Apesar disso, todas as tentativas já feitas de impedir a publicização irrestrita de nomes e salários acabaram sendo barradas pelo Supremo Tribunal Federal (STF). Em abril deste ano, a Corte negou o pedido de uma funcionária municipal de São Paulo para retirar do site da prefeitura o valor do seu salário. Na ocasião, os ministos confirmaram a legalidade da publicação das informações por todos os órgãos públicos.

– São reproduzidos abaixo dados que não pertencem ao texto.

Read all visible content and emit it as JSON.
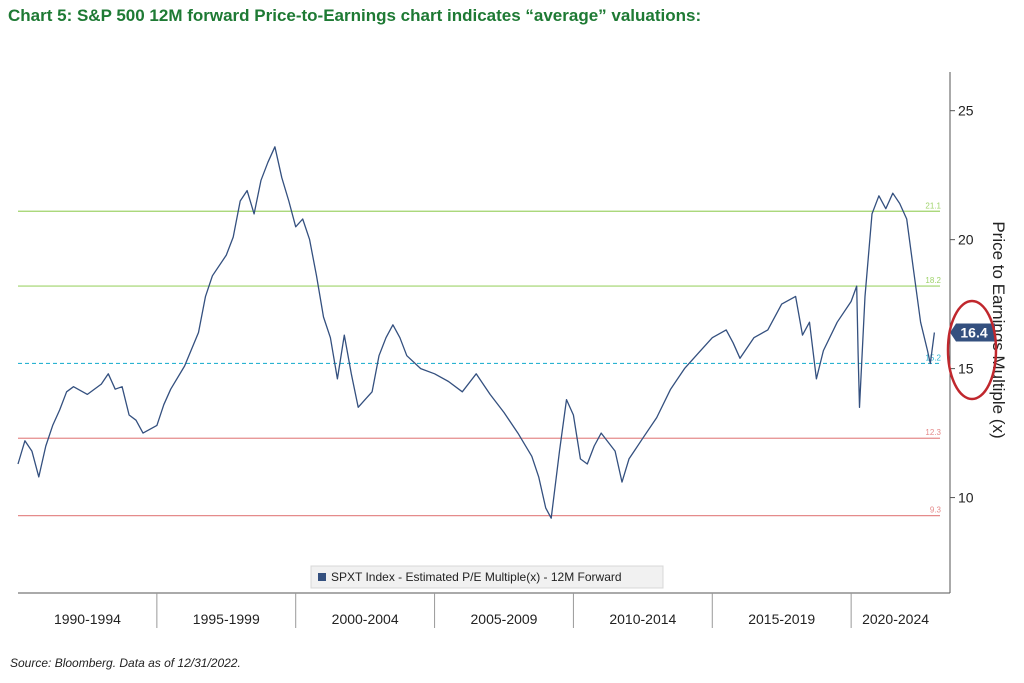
{
  "title": "Chart 5: S&P 500 12M forward Price-to-Earnings chart indicates “average” valuations:",
  "source": "Source: Bloomberg. Data as of 12/31/2022.",
  "colors": {
    "title": "#1e7a34",
    "series": "#34507f",
    "upper_band": "#9fd36a",
    "lower_band": "#e58b8b",
    "average": "#2bb3d1",
    "highlight": "#c0272d",
    "badge": "#34507f"
  },
  "chart_data": {
    "type": "line",
    "title": "Chart 5: S&P 500 12M forward Price-to-Earnings chart indicates “average” valuations:",
    "xlabel": "",
    "ylabel": "Price to Earnings Multiple (x)",
    "ylim": [
      6.3,
      26.5
    ],
    "xlim": [
      1990.0,
      2023.2
    ],
    "y_ticks": [
      10,
      15,
      20,
      25
    ],
    "period_labels": [
      "1990-1994",
      "1995-1999",
      "2000-2004",
      "2005-2009",
      "2010-2014",
      "2015-2019",
      "2020-2024"
    ],
    "period_bounds": [
      1995.0,
      2000.0,
      2005.0,
      2010.0,
      2015.0,
      2020.0
    ],
    "reference_lines": [
      {
        "value": 21.1,
        "label": "21.1",
        "kind": "upper"
      },
      {
        "value": 18.2,
        "label": "18.2",
        "kind": "upper"
      },
      {
        "value": 15.2,
        "label": "15.2",
        "kind": "average"
      },
      {
        "value": 12.3,
        "label": "12.3",
        "kind": "lower"
      },
      {
        "value": 9.3,
        "label": "9.3",
        "kind": "lower"
      }
    ],
    "last_value_label": "16.4",
    "legend": "SPXT Index - Estimated P/E Multiple(x) - 12M Forward",
    "series": [
      {
        "name": "SPXT Index - Estimated P/E Multiple(x) - 12M Forward",
        "x": [
          1990.0,
          1990.25,
          1990.5,
          1990.75,
          1991.0,
          1991.25,
          1991.5,
          1991.75,
          1992.0,
          1992.5,
          1993.0,
          1993.25,
          1993.5,
          1993.75,
          1994.0,
          1994.25,
          1994.5,
          1995.0,
          1995.25,
          1995.5,
          1996.0,
          1996.5,
          1996.75,
          1997.0,
          1997.5,
          1997.75,
          1998.0,
          1998.25,
          1998.5,
          1998.75,
          1999.0,
          1999.25,
          1999.5,
          1999.75,
          2000.0,
          2000.25,
          2000.5,
          2000.75,
          2001.0,
          2001.25,
          2001.5,
          2001.75,
          2002.0,
          2002.25,
          2002.5,
          2002.75,
          2003.0,
          2003.25,
          2003.5,
          2003.75,
          2004.0,
          2004.5,
          2005.0,
          2005.5,
          2006.0,
          2006.5,
          2007.0,
          2007.5,
          2008.0,
          2008.5,
          2008.75,
          2009.0,
          2009.2,
          2009.5,
          2009.75,
          2010.0,
          2010.25,
          2010.5,
          2010.75,
          2011.0,
          2011.5,
          2011.75,
          2012.0,
          2012.5,
          2013.0,
          2013.5,
          2014.0,
          2014.5,
          2015.0,
          2015.5,
          2015.75,
          2016.0,
          2016.5,
          2017.0,
          2017.5,
          2018.0,
          2018.25,
          2018.5,
          2018.75,
          2019.0,
          2019.5,
          2020.0,
          2020.2,
          2020.25,
          2020.3,
          2020.5,
          2020.75,
          2021.0,
          2021.25,
          2021.5,
          2021.75,
          2022.0,
          2022.25,
          2022.5,
          2022.75,
          2022.85,
          2023.0
        ],
        "values": [
          11.3,
          12.2,
          11.8,
          10.8,
          12.0,
          12.8,
          13.4,
          14.1,
          14.3,
          14.0,
          14.4,
          14.8,
          14.2,
          14.3,
          13.2,
          13.0,
          12.5,
          12.8,
          13.6,
          14.2,
          15.1,
          16.4,
          17.8,
          18.6,
          19.4,
          20.1,
          21.5,
          21.9,
          21.0,
          22.3,
          23.0,
          23.6,
          22.4,
          21.5,
          20.5,
          20.8,
          20.0,
          18.6,
          17.0,
          16.2,
          14.6,
          16.3,
          14.8,
          13.5,
          13.8,
          14.1,
          15.5,
          16.2,
          16.7,
          16.2,
          15.5,
          15.0,
          14.8,
          14.5,
          14.1,
          14.8,
          14.0,
          13.3,
          12.5,
          11.6,
          10.8,
          9.6,
          9.2,
          11.8,
          13.8,
          13.2,
          11.5,
          11.3,
          12.0,
          12.5,
          11.8,
          10.6,
          11.5,
          12.3,
          13.1,
          14.2,
          15.0,
          15.6,
          16.2,
          16.5,
          16.0,
          15.4,
          16.2,
          16.5,
          17.5,
          17.8,
          16.3,
          16.8,
          14.6,
          15.7,
          16.8,
          17.6,
          18.2,
          15.6,
          13.5,
          17.8,
          21.0,
          21.7,
          21.2,
          21.8,
          21.4,
          20.8,
          18.8,
          16.8,
          15.7,
          15.2,
          16.4
        ]
      }
    ]
  }
}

– O servidor púbico, o agente público e o agente político estão na vitrina, eles são um livro aberto. O interesse público prevalece sobre o individual. Nós devemos contas aos contribuintes – afirmou o ministro Marco Aurélio Mello, em seu voto.








PONTO PARA A TRANSPARÊNCIA




ZERO HORA 11 de junho de 2015 | N° 18190


EDITORIAL




Ainda que o modelo deva ser aperfeiçoado, adequando-se às exigências da Lei de Acesso à Informação, cumpre um compromisso de transparência o governador José Ivo Sartori com a decisão de divulgar os vencimentos de servidores públicos do Executivo. Mais uma vez, é importante ressaltar que esse não é um assunto de interesse da imprensa, mas sim do cidadão, que custeia a máquina administrativa com seus impostos e tem, sim, o direito de saber quem faz o quê e quanto ganha para isso. São compreensíveis as objeções de servidores inconformados com a decisão, mas o fato é que o setor público não tem mais como continuar convivendo com uma cultura do sigilo, que tanto se presta para deformações.

No caso específico, a decisão levou em conta a legislação que, em 2011, assegurou um ganho importante para a cidadania, conferindo maior transparência aos atos públicos. Com a determinação do Supremo Tribunal Federal (STF), que em abril deste ano confirmou a legalidade da medida, o Executivo não tinha mais como continuar sonegando a informação. O mais importante não é o conhecimento do valor do salário em si, mas a perspectiva que a medida abre de maior fiscalização.

Certamente, será preciso avançar mais, principalmente sob o ponto de vista de maior facilidade na consulta e de maior clareza nos dados tornados disponíveis. A simples inclusão dos dados no Portal Transparência RS, porém, já se constitui num ganho importante para a cidadania e, por isso, deve ser saudada.